Without the cross, there is no redemption. Without Blood, there is no sacrifice for sin (Heb 9:22). So, our hope to which we must cling is His Blood, now delivered into our hands, in the Cup of the New Testament. In the face of Uncertainty to God’s Word, we eat and drink the sure and certain Promise of faith, forgiveness of sins, and eternal life. In the face of those who would have us believe God is self-contradictory, we cling to the Body and Blood of Jesus.
 
Going through this world is a roller coaster ride. One day we are on fire for the Lord and movin’ up like George and Wheezy and the next, the Lord sees fit to give us His hardest battles and trials. Our heart does not take this well and move in and out of faith and doubt, trust and rebellion as easily as we walk through a doorway. 
 
“stay close to me”, He sings. His innocence has borne your sin and you are His forever, through cross and trial. You have a new and different Lord. Not sin, death or the devil but Jesus crucified and raised from the grave, through suffering and death.
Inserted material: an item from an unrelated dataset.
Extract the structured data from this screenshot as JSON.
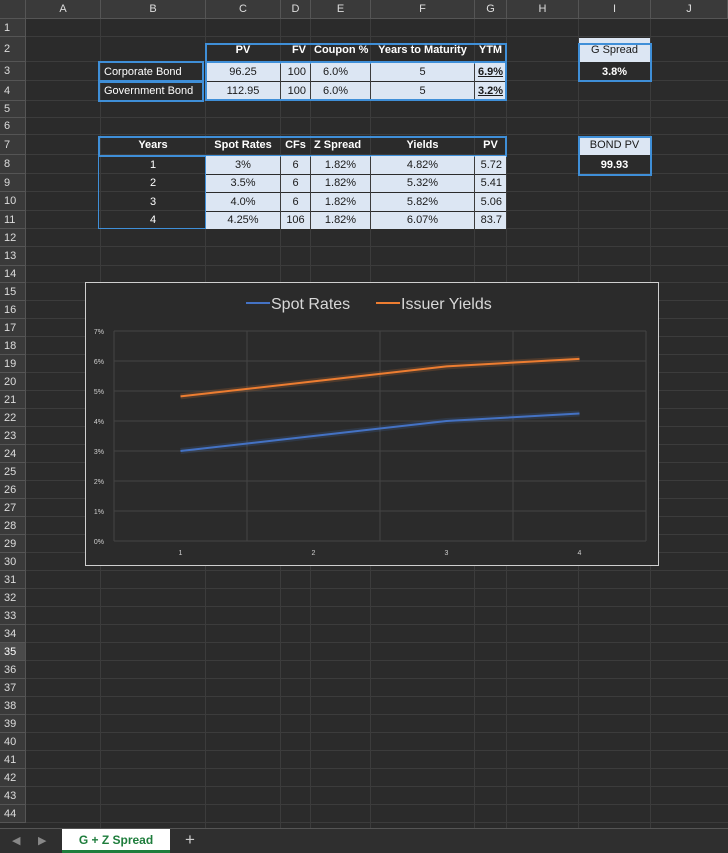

You are relocated from slavery to freedom and baptized into the Body and Blood that fought with death and won.
 
To this great strife of the ages, Jesus Christ contends with the devil in our flesh and Promises that the God Who wants us alive, is the God Who dies. So, hold that crucifix before your closing eyes and don’t blink in the face of trial and tribulation. the Promise of God is stronger than your doubts. The Word of God is stronger than your fears. 
 
His Life WILL from death the victory win and in that, you are blest forever.